Robbie Morris
- Born: Robert Morris 20 February 1982 (age 43) Hertford, England
- Height: 1.88 m (6 ft 2 in)
- Weight: 121 kg (19.1 st)

Rugby union career
- Position: Prop

Amateur team(s)
- Years: Team / Apps / (Points)
- Hertford RFC

Senior career
- Years: Team / Apps / (Points)
- 2000–2005: Northampton
- 2005–2007: Newcastle / 42 / (25)
- 2007–2010: Connacht

International career
- Years: Team / Apps / (Points)
- 2003: England / 2 / (0)

= Robbie Morris =

England international rugby union player

Robbie Morris (born 20 February 1982) is a former rugby union player. His position of choice was as a prop, and he could play at tighthead or loosehead.

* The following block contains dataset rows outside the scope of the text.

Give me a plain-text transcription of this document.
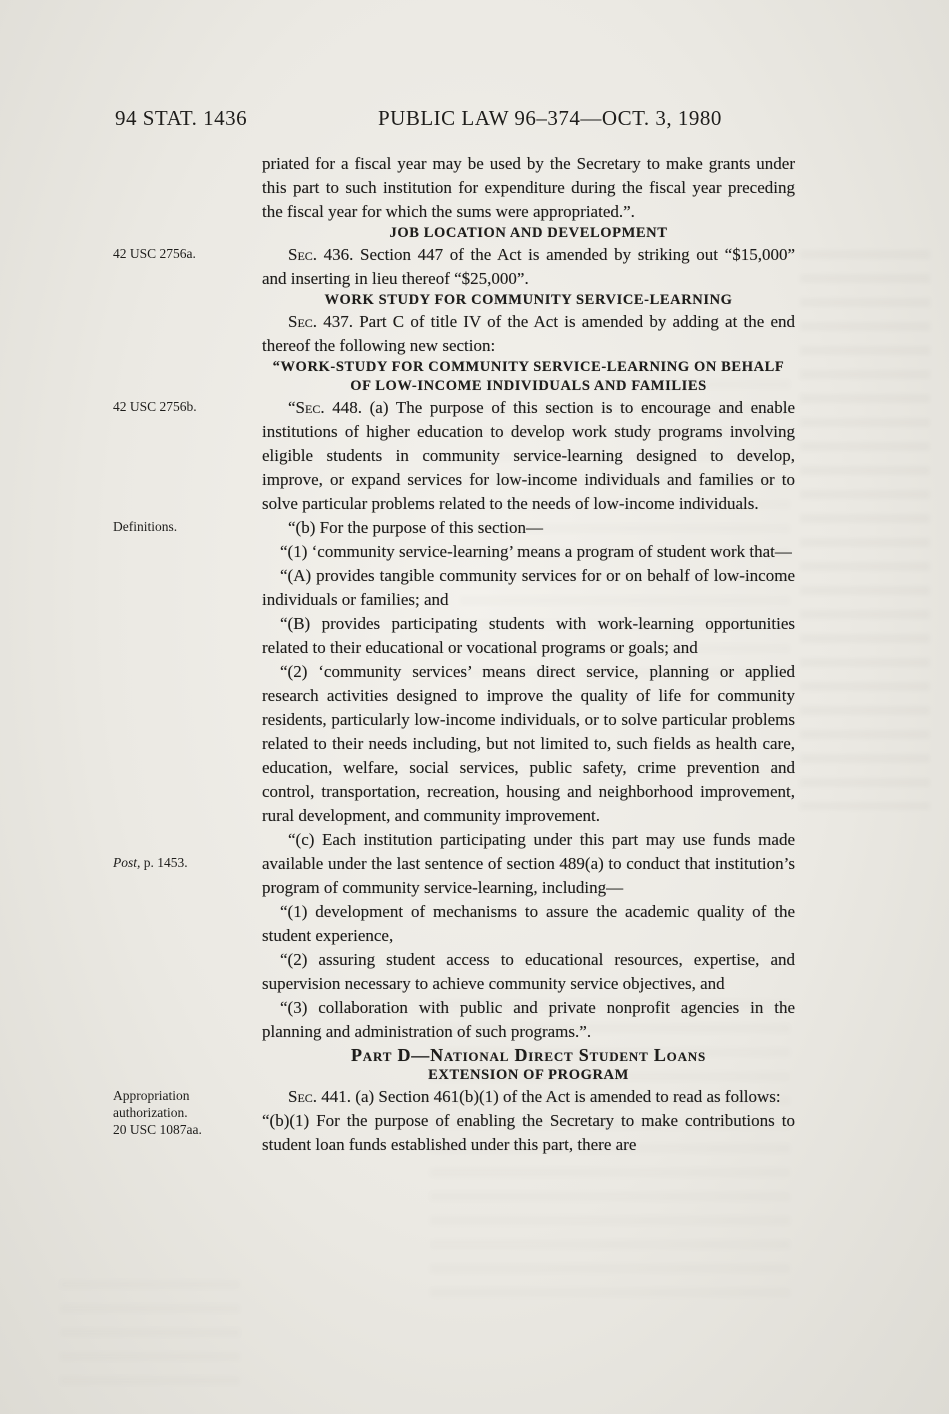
94 STAT. 1436	PUBLIC LAW 96–374—OCT. 3, 1980

priated for a fiscal year may be used by the Secretary to make grants under this part to such institution for expenditure during the fiscal year preceding the fiscal year for which the sums were appropriated.”.

JOB LOCATION AND DEVELOPMENT

42 USC 2756a.	Sec. 436. Section 447 of the Act is amended by striking out “$15,000” and inserting in lieu thereof “$25,000”.

WORK STUDY FOR COMMUNITY SERVICE-LEARNING

Sec. 437. Part C of title IV of the Act is amended by adding at the end thereof the following new section:

“WORK-STUDY FOR COMMUNITY SERVICE-LEARNING ON BEHALF OF LOW-INCOME INDIVIDUALS AND FAMILIES

42 USC 2756b.	“Sec. 448. (a) The purpose of this section is to encourage and enable institutions of higher education to develop work study programs involving eligible students in community service-learning designed to develop, improve, or expand services for low-income individuals and families or to solve particular problems related to the needs of low-income individuals.

Definitions.	“(b) For the purpose of this section—

“(1) ‘community service-learning’ means a program of student work that—

“(A) provides tangible community services for or on behalf of low-income individuals or families; and

“(B) provides participating students with work-learning opportunities related to their educational or vocational programs or goals; and

“(2) ‘community services’ means direct service, planning or applied research activities designed to improve the quality of life for community residents, particularly low-income individuals, or to solve particular problems related to their needs including, but not limited to, such fields as health care, education, welfare, social services, public safety, crime prevention and control, transportation, recreation, housing and neighborhood improvement, rural development, and community improvement.

Post, p. 1453.
“(c) Each institution participating under this part may use funds made available under the last sentence of section 489(a) to conduct that institution’s program of community service-learning, including—

“(1) development of mechanisms to assure the academic quality of the student experience,

“(2) assuring student access to educational resources, expertise, and supervision necessary to achieve community service objectives, and

“(3) collaboration with public and private nonprofit agencies in the planning and administration of such programs.”.

Part D—National Direct Student Loans

EXTENSION OF PROGRAM

Appropriation authorization.
20 USC 1087aa.
Sec. 441. (a) Section 461(b)(1) of the Act is amended to read as follows:

“(b)(1) For the purpose of enabling the Secretary to make contributions to student loan funds established under this part, there are
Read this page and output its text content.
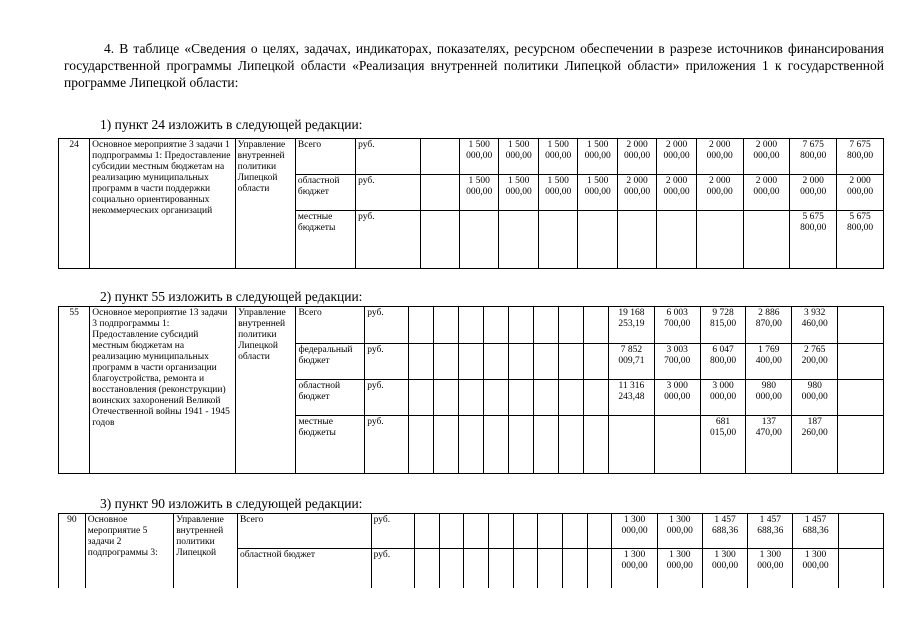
4. В таблице «Сведения о целях, задачах, индикаторах, показателях, ресурсном обеспечении в разрезе источников финансирования государственной программы Липецкой области «Реализация внутренней политики Липецкой области» приложения 1 к государственной программе Липецкой области:
1) пункт 24 изложить в следующей редакции:
24	Основное мероприятие 3 задачи 1 подпрограммы 1: Предоставление субсидии местным бюджетам на реализацию муниципальных программ в части поддержки социально ориентированных некоммерческих организаций	Управление внутренней политики Липецкой области	Всего	руб.		1 500 000,00	1 500 000,00	1 500 000,00	1 500 000,00	2 000 000,00	2 000 000,00	2 000 000,00	2 000 000,00	7 675 800,00	7 675 800,00
			областной бюджет	руб.		1 500 000,00	1 500 000,00	1 500 000,00	1 500 000,00	2 000 000,00	2 000 000,00	2 000 000,00	2 000 000,00	2 000 000,00	2 000 000,00
			местные бюджеты	руб.										5 675 800,00	5 675 800,00
2) пункт 55 изложить в следующей редакции:
55	Основное мероприятие 13 задачи 3 подпрограммы 1: Предоставление субсидий местным бюджетам на реализацию муниципальных программ в части организации благоустройства, ремонта и восстановления (реконструкции) воинских захоронений Великой Отечественной войны 1941 - 1945 годов	Управление внутренней политики Липецкой области	Всего	руб.									19 168 253,19	6 003 700,00	9 728 815,00	2 886 870,00	3 932 460,00	
			федеральный бюджет	руб.									7 852 009,71	3 003 700,00	6 047 800,00	1 769 400,00	2 765 200,00	
			областной бюджет	руб.									11 316 243,48	3 000 000,00	3 000 000,00	980 000,00	980 000,00	
			местные бюджеты	руб.											681 015,00	137 470,00	187 260,00	
3) пункт 90 изложить в следующей редакции:
90	Основное мероприятие 5 задачи 2 подпрограммы 3:	Управление внутренней политики Липецкой	Всего	руб.									1 300 000,00	1 300 000,00	1 457 688,36	1 457 688,36	1 457 688,36	
			областной бюджет	руб.									1 300 000,00	1 300 000,00	1 300 000,00	1 300 000,00	1 300 000,00	
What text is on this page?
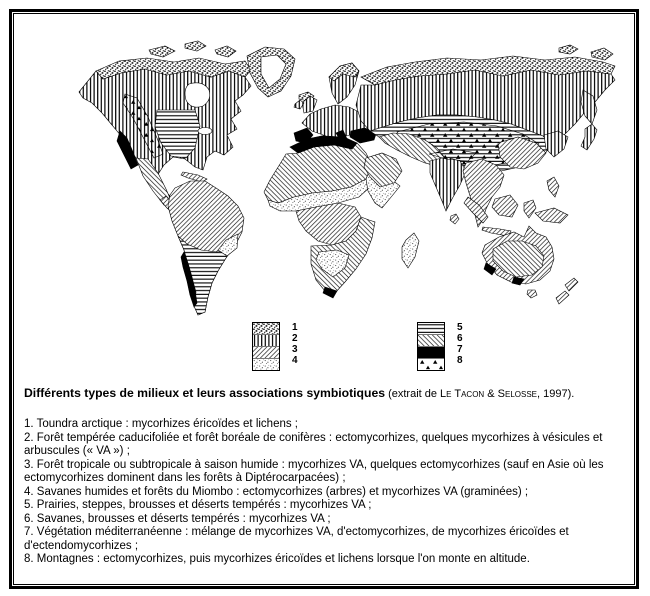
1
2
3
4
5
6
7
8
Différents types de milieux et leurs associations symbiotiques (extrait de Le Tacon & Selosse, 1997).
1. Toundra arctique : mycorhizes éricoïdes et lichens ;
2. Forêt tempérée caducifoliée et forêt boréale de conifères : ectomycorhizes, quelques mycorhizes à vésicules et arbuscules (« VA ») ;
3. Forêt tropicale ou subtropicale à saison humide : mycorhizes VA, quelques ectomycorhizes (sauf en Asie où les ectomycorhizes dominent dans les forêts à Diptérocarpacées) ;
4. Savanes humides et forêts du Miombo : ectomycorhizes (arbres) et mycorhizes VA (graminées) ;
5. Prairies, steppes, brousses et déserts tempérés : mycorhizes VA ;
6. Savanes, brousses et déserts tempérés : mycorhizes VA ;
7. Végétation méditerranéenne : mélange de mycorhizes VA, d'ectomycorhizes, de mycorhizes éricoïdes et d'ectendomycorhizes ;
8. Montagnes : ectomycorhizes, puis mycorhizes éricoïdes et lichens lorsque l'on monte en altitude.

Having started out at local club Hertford RFC, Morris went on to play for the Northampton Saints, starting in 2000. While with the Saints, he made two appearances for the England team as part of their squad in the 2003 Six Nations Championship, before leaving to play for the Newcastle Falcons in 2005. After two years there he moved abroad, joining Irish province Connacht. In 2010, however, Morris retired early from rugby, aged only 28. He was forced to retire due to an injury to his back.

After returning, Morris became a personal trainer.